AI can find code security vulnerabilities that traditional tooling can't. Business logic flaws, IDORs, broken access control. These are vulnerability classes that have historically required a human reviewer to identify. Semgrep has been evaluating AI's performance on these kinds of problems, and early results show that AI can catch what pattern matching misses. For many organizations, these are also the vulnerability classes that command significant bug bounty payouts.
The capability is real. But putting AI into production for code security introduces operational challenges that are worth understanding:
Variable costs. Token spend is hard to predict, hard to budget for, and has the potential to grow.
Inconsistent output. Outputs vary between runs. You can't reproduce results, which breaks trust, compliance, and review workflows.
No auditability. Information goes in, a result comes out, and you can't trace the reasoning path.
Hallucinations. False positives from AI erode the developer trust that security teams depend on.
Scale. What works in a proof of concept doesn't automatically work across your full repository fleet. Running AI org-wide means solving for latency, orchestration, observability, and cost simultaneously. On large repos, sequential execution can't keep pace with PR volume, and most teams don't have the infrastructure to parallelize it.
We've heard these concerns consistently from teams exploring AI for AppSec and the pressure to solve them is growing. Developers using AI coding assistants are shipping more code and more PRs, and vulnerability volume is growing with it. Manual review alone can't keep up. The question isn't whether to bring AI into your security program. It's how to do it in a way that's accountable, cost-efficient, and reproducible.
The tradeoff between tools and AI
Most AppSec teams today rely on deterministic tools. As they evaluate how to bring AI into their programs, they're facing a tradeoff.
Deterministic tools like Semgrep's analysis engine are fast, consistent, and cheap to run. But they have a capability ceiling. They operate on syntax and data flow, not semantics. They can't reason about business logic, evaluate authorization models, or assess whether a finding is actually exploitable in context.
AI has shown it can handle these kinds of tasks. But it's expensive, inconsistent, and hard to audit.
Teams that try to combine the two on their own end up wrapping APIs that weren't designed for security automation, building custom orchestration layers, and maintaining infrastructure they didn't plan for. That approach doesn't scale to hundreds of repositories and thousands of developers.
Semgrep Workflows solves this by giving teams a programmable platform to combine deterministic analysis and AI into pipelines that are testable, auditable, and cost-controlled, with managed infrastructure that scales across your full repository fleet.

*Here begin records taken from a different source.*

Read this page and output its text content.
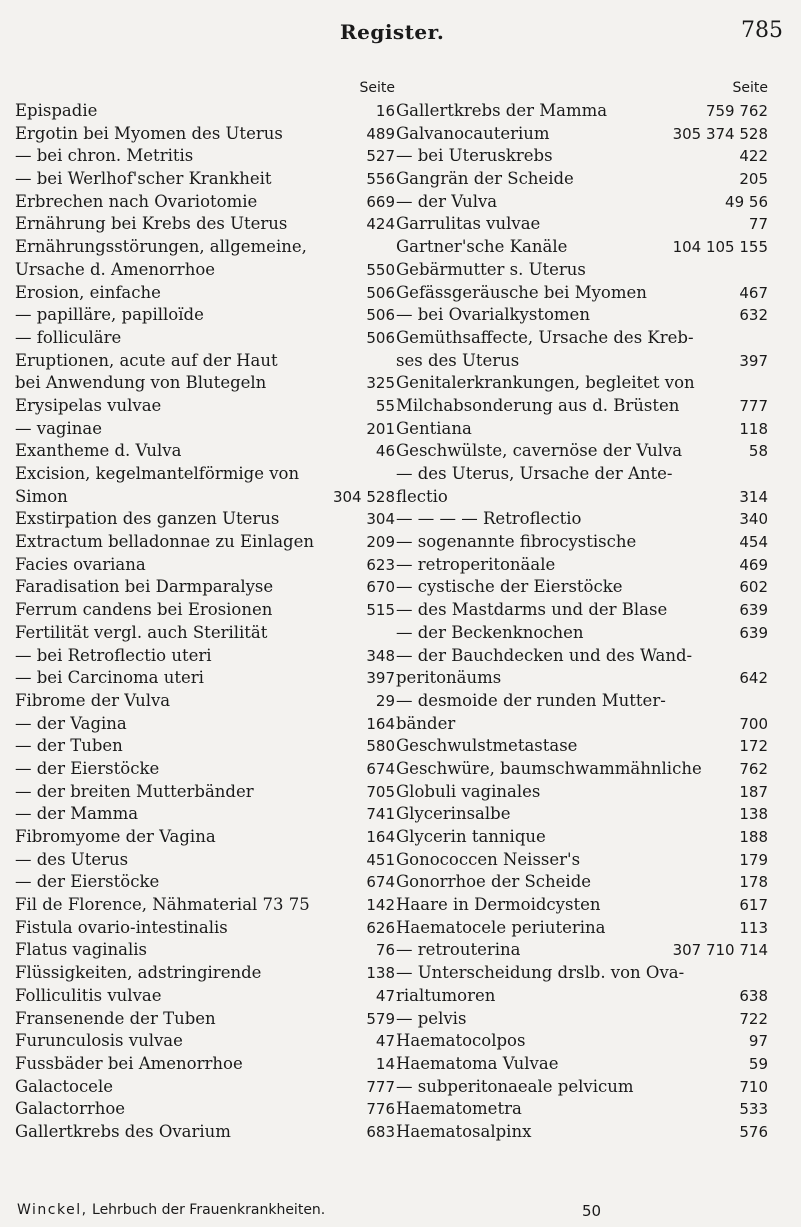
Register.	785
Seite
Epispadie	16
Ergotin bei Myomen des Uterus	489
— bei chron. Metritis	527
— bei Werlhof'scher Krankheit	556
Erbrechen nach Ovariotomie	669
Ernährung bei Krebs des Uterus	424
Ernährungsstörungen, allgemeine,
Ursache d. Amenorrhoe	550
Erosion, einfache	506
— papilläre, papilloïde	506
— folliculäre	506
Eruptionen, acute auf der Haut
bei Anwendung von Blutegeln	325
Erysipelas vulvae	55
— vaginae	201
Exantheme d. Vulva	46
Excision, kegelmantelförmige von
Simon	304 528
Exstirpation des ganzen Uterus	304
Extractum belladonnae zu Einlagen	209
Facies ovariana	623
Faradisation bei Darmparalyse	670
Ferrum candens bei Erosionen	515
Fertilität vergl. auch Sterilität
— bei Retroflectio uteri	348
— bei Carcinoma uteri	397
Fibrome der Vulva	29
— der Vagina	164
— der Tuben	580
— der Eierstöcke	674
— der breiten Mutterbänder	705
— der Mamma	741
Fibromyome der Vagina	164
— des Uterus	451
— der Eierstöcke	674
Fil de Florence, Nähmaterial 73 75	142
Fistula ovario-intestinalis	626
Flatus vaginalis	76
Flüssigkeiten, adstringirende	138
Folliculitis vulvae	47
Fransenende der Tuben	579
Furunculosis vulvae	47
Fussbäder bei Amenorrhoe	14
Galactocele	777
Galactorrhoe	776
Gallertkrebs des Ovarium	683
Seite
Gallertkrebs der Mamma	759 762
Galvanocauterium	305 374 528
— bei Uteruskrebs	422
Gangrän der Scheide	205
— der Vulva	49 56
Garrulitas vulvae	77
Gartner'sche Kanäle	104 105 155
Gebärmutter s. Uterus
Gefässgeräusche bei Myomen	467
— bei Ovarialkystomen	632
Gemüthsaffecte, Ursache des Kreb-
ses des Uterus	397
Genitalerkrankungen, begleitet von
Milchabsonderung aus d. Brüsten	777
Gentiana	118
Geschwülste, cavernöse der Vulva	58
— des Uterus, Ursache der Ante-
flectio	314
— — — — Retroflectio	340
— sogenannte fibrocystische	454
— retroperitonäale	469
— cystische der Eierstöcke	602
— des Mastdarms und der Blase	639
— der Beckenknochen	639
— der Bauchdecken und des Wand-
peritonäums	642
— desmoide der runden Mutter-
bänder	700
Geschwulstmetastase	172
Geschwüre, baumschwammähnliche	762
Globuli vaginales	187
Glycerinsalbe	138
Glycerin tannique	188
Gonococcen Neisser's	179
Gonorrhoe der Scheide	178
Haare in Dermoidcysten	617
Haematocele periuterina	113
— retrouterina	307 710 714
— Unterscheidung drslb. von Ova-
rialtumoren	638
— pelvis	722
Haematocolpos	97
Haematoma Vulvae	59
— subperitonaeale pelvicum	710
Haematometra	533
Haematosalpinx	576
Winckel, Lehrbuch der Frauenkrankheiten.	50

From custom rules to custom workflows
Semgrep was built on a core belief: no vendor can foresee every company's code security needs. Customization is essential, and it must be simple yet powerful. Semgrep Custom Rules brought that philosophy to vulnerability detection. Today, Semgrep infrastructure processes millions of code scans a week, with thousands of teams using custom rules to encode exactly what vulnerabilities and anti-patterns uniquely matter in their codebase.
Custom Workflows extends this philosophy across the entire code security loop: what gets detected, how findings are triaged, how they're validated, and how they get resolved. Each workflow is a multi-step pipeline where deterministic tools handle code scanning, policy checks, and validation, while AI steps handle tasks that require reasoning over code context: classifying whether a finding is exploitable, synthesizing evidence across files, or even generating a fix.
Semgrep's own Multimodal detection is a Workflow built on this platform. It uses the Pro Engine's taint analysis to trace where user input flows into sensitive operations like database queries or API responses, then passes that analysis to an LLM that reasons about whether authorization checks are missing along those paths. That combination finds business-logic vulnerabilities like IDORs and broken access control that neither static analysis nor LLMs catch reliably on their own. Our research found that Semgrep’s Workflow-based approach to IDOR detection produced 8× more true positives and 50% fewer false positives than an LLM-only baseline, where 88% of findings were false positives.
The same platform that powers Multimodal detection is now available in Private Beta for teams to build their own Custom Workflows.
How it works
Workflows are defined in code. It's a Python SDK that gives workflow writers your normal development environment, and your favorite coding LLMs.Think of it as programmable CI for security: instead of stitching together scripts and API calls, you define typed, testable pipeline steps in a real development environment. At a high level, each workflow defines:
Triggers. What starts the workflow: PR events, scheduled scans, webhooks, or API calls.
Steps. Methods with typed inputs and outputs that run in parallel or sequentially. Each step maps to any tool in the library: Semgrep's analysis engines, LLMs, dev tools like git, or even your own custom tools.
Outcomes. Structured results delivered into the systems your team already uses: Jira, Slack, GitHub, or the Semgrep dashboard.